- First, of course, there's U.S. News, which isn't alternative at all. U.S. News takes into account: a peer assessment score, a lawyers/judges assessment score, a median LSAT score, a median GPA score, acceptance rate, employment rates, bar passage rates, expenditures per student, student/faculty ratio, and library resources. This year, statistics for part-time programs were added to this mix.
- Next, there's the Brian Leiter rankings. This year Professor Leiter focused on peer assessment and lawyers/judges assessment, noting that only 70% of peers and 31% of lawyers/judges responded to the U.S. News surveys.
- Then, there's the Liberty and Light rankings, also known as the 53% rankings. These rankings take into account a peer assessment score, a lawyers/judges assessment score, a median LSAT score, and a student/faculty ratio score. Notably excluded are median GPA, acceptance rate, employment rate and bar passage rate, since these are not really comparable from school-to-school or state-to-state.
- You could also check out the Hylton rankings, which take into account only the peer assessment ratings and a median LSAT score. Looks pretty bare bones, but the assertion that all other stats used by U.S. News are arbitrary or redundant, does seem to have some merit. I haven't seen a 2009/2010 version of the Hylton rankings yet; the link above is to 2007/2008 version.
- Well, maybe the Hemholtz rankings (.pdf) are more up your alley. The Hemholtz rankings factor in a peer assessment score, a median LSAT score, and a median GPA score.
- If you really like self-serving rankings, check out the Thomas Cooley rankings. The Thomas Cooley rankings take into account over 32 variables, the two most important being the size of the school and whether or not the school is named Thomas Cooley School of Law. Amazingly, Thomas Cooley School of Law still came in at 12th here, a 169 spot difference from its U.S. News ranking, but a surprisingly low showing considering.
- Last, but not most ridiculous, is the Google American Law School rankings. This system takes into account which schools come up first on a Google search for "law school." I know this sounds unscientific, but don't worry, they used a "clean browser" and "appropriate filtering," so the results are about as methodologically sound as the U.S. News results.

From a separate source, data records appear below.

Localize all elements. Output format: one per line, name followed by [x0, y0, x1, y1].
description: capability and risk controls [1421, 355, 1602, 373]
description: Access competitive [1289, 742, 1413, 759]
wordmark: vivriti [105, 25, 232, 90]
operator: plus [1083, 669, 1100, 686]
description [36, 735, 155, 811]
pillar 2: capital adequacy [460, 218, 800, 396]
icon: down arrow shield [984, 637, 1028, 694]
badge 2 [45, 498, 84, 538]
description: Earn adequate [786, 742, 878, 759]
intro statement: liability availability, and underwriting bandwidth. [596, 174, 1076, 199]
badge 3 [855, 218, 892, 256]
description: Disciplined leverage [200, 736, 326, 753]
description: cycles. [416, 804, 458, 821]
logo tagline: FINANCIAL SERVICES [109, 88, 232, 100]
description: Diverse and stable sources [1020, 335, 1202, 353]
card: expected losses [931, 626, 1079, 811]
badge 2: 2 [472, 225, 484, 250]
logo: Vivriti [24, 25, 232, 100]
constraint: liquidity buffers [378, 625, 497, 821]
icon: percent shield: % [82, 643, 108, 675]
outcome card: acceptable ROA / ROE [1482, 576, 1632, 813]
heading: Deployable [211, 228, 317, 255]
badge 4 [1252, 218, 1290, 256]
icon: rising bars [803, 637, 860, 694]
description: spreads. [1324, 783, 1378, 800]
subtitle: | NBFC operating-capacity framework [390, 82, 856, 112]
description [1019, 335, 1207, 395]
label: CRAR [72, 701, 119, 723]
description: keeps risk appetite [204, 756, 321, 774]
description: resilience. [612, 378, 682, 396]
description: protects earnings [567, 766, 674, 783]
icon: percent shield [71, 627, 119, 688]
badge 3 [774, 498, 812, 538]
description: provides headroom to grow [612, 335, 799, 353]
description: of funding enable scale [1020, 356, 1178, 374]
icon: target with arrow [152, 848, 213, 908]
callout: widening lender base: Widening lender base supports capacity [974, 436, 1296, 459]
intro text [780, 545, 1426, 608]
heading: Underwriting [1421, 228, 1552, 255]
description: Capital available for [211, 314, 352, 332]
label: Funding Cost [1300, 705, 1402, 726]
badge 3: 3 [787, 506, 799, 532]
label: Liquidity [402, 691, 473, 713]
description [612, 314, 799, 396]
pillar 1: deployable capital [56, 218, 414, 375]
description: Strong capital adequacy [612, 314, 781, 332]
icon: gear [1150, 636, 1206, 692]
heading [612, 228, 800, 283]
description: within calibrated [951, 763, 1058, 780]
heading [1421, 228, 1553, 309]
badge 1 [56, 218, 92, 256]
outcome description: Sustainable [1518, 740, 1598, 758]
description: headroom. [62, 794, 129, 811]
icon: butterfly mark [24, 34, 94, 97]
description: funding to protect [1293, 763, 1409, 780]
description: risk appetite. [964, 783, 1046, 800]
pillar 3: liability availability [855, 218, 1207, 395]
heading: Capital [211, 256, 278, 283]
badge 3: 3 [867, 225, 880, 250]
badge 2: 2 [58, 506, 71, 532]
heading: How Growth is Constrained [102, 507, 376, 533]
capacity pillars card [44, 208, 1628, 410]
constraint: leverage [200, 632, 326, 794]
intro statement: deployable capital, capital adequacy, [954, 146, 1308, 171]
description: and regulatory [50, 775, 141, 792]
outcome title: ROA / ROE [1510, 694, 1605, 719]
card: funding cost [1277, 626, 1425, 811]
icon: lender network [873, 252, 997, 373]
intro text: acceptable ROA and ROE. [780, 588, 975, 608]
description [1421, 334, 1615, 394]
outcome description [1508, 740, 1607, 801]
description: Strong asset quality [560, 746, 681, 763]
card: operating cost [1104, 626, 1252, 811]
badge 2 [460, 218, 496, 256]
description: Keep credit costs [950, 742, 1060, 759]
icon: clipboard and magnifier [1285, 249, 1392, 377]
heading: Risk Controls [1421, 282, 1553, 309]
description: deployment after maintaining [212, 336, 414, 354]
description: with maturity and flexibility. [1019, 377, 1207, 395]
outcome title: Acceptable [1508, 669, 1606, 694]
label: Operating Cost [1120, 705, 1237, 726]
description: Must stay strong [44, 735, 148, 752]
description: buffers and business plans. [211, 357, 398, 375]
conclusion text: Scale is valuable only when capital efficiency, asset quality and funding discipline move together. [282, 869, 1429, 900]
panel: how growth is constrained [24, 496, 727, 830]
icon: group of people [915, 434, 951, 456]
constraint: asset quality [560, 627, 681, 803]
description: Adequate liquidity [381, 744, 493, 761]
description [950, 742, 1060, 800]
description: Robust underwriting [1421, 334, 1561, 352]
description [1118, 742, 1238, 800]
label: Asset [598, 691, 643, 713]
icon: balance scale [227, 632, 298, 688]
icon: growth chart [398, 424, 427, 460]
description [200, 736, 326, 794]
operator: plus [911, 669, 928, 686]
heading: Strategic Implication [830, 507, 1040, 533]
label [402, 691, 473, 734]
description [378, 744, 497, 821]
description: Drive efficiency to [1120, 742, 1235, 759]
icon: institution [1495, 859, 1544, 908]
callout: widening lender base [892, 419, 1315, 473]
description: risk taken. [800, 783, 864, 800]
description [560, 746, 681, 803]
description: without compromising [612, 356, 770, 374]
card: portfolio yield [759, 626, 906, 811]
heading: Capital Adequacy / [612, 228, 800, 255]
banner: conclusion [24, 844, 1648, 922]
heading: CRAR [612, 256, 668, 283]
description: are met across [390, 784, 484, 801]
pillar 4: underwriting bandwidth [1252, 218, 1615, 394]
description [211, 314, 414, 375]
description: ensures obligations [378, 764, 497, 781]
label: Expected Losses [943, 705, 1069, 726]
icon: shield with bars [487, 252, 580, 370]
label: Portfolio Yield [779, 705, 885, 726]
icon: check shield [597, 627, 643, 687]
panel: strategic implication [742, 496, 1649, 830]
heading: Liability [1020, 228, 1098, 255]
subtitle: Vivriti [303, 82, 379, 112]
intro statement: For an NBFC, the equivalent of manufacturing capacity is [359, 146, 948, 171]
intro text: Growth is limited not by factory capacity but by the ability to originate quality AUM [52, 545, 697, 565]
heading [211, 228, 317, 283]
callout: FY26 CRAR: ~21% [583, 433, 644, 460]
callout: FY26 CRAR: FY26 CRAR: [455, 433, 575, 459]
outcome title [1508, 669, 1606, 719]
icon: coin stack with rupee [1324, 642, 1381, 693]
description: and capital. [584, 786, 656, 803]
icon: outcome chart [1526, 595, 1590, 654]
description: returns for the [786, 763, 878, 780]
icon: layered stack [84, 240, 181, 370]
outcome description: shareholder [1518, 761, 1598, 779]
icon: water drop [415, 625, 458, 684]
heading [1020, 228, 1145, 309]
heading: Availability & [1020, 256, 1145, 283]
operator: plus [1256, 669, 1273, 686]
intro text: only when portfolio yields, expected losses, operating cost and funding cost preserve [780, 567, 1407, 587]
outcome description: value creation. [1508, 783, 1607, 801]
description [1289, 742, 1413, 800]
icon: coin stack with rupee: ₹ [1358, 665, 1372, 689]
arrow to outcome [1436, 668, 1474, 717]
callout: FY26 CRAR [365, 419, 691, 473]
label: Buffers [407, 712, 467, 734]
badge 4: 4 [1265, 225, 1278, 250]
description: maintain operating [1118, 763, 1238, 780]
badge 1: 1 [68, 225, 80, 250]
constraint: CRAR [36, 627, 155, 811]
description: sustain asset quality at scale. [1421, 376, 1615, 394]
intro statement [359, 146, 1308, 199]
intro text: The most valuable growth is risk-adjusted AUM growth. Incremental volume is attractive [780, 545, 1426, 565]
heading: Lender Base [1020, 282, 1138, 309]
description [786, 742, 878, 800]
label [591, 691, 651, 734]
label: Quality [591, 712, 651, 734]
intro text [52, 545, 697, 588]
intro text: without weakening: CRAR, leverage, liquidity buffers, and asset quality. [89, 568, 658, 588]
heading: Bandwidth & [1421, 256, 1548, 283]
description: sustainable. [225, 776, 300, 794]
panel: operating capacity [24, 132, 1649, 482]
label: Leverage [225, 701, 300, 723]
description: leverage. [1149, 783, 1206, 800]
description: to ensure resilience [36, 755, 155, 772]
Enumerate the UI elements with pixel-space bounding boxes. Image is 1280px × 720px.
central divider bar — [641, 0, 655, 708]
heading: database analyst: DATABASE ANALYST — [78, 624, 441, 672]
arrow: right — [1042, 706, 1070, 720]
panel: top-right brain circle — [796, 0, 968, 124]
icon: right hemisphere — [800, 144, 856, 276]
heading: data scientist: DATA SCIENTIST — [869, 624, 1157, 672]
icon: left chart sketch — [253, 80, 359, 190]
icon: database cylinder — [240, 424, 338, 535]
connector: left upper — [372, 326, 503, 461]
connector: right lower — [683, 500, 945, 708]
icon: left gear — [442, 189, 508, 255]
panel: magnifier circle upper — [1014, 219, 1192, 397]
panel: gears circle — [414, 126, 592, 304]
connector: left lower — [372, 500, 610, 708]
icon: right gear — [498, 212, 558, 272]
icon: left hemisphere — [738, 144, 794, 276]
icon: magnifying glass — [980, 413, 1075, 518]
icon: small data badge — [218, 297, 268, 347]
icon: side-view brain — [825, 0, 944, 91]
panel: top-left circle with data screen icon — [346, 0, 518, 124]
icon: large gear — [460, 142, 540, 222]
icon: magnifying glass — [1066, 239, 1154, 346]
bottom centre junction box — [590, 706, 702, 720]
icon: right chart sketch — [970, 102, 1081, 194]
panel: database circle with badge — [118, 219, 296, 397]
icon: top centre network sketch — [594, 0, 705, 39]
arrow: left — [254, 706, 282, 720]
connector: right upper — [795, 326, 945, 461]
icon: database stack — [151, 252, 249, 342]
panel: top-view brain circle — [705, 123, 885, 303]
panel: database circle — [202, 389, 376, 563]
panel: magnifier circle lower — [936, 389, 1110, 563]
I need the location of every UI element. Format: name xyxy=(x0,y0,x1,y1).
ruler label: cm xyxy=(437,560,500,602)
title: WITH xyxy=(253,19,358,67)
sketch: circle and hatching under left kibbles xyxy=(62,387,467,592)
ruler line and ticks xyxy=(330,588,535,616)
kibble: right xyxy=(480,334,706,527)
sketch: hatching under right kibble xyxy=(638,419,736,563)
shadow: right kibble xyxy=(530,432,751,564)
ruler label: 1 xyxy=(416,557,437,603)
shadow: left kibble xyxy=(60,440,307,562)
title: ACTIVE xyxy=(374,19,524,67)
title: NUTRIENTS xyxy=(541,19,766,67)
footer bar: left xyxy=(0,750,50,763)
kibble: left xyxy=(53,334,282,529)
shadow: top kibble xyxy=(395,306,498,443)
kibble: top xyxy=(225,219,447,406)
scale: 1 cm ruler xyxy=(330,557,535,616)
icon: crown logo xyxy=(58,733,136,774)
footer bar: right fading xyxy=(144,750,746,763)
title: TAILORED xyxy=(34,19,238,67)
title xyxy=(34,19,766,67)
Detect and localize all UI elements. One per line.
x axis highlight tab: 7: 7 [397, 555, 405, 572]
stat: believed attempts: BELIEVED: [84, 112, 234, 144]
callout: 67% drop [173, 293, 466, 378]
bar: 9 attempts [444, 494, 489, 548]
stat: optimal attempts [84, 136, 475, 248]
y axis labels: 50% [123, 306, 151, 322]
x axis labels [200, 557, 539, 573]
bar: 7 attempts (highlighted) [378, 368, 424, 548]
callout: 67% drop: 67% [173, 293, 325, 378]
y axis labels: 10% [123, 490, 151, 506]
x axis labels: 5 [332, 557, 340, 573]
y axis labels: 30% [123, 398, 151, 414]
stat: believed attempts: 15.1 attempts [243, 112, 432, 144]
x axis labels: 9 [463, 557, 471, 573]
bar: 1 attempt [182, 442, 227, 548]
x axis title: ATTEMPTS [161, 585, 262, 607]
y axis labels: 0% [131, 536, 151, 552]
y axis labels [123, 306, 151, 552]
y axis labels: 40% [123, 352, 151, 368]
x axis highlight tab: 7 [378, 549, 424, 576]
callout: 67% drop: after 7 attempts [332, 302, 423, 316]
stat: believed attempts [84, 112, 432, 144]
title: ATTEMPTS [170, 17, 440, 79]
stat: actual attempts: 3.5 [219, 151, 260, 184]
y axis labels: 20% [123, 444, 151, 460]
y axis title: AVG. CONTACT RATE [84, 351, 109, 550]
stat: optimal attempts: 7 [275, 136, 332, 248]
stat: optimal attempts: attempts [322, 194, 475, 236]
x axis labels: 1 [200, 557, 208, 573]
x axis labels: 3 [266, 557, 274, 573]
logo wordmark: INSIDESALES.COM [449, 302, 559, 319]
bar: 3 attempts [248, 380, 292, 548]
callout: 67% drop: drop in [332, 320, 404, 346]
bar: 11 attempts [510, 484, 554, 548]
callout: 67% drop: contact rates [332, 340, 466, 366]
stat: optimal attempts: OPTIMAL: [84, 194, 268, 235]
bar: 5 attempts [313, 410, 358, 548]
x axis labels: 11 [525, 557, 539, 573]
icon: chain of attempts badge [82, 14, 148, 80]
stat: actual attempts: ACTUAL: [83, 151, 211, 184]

GPA standards vary by undergrad school, so GPAs are not a reasonable way to compare law school quality. Bar passage rates vary by state due to differences in bar exam difficulty, so they are also not a reasonable way to compare law school quality. I don't see the relationship between acceptance rates and law school quality either. Factoring in library resources seems particularly ridiculous considering most legal research happens on online databases these days.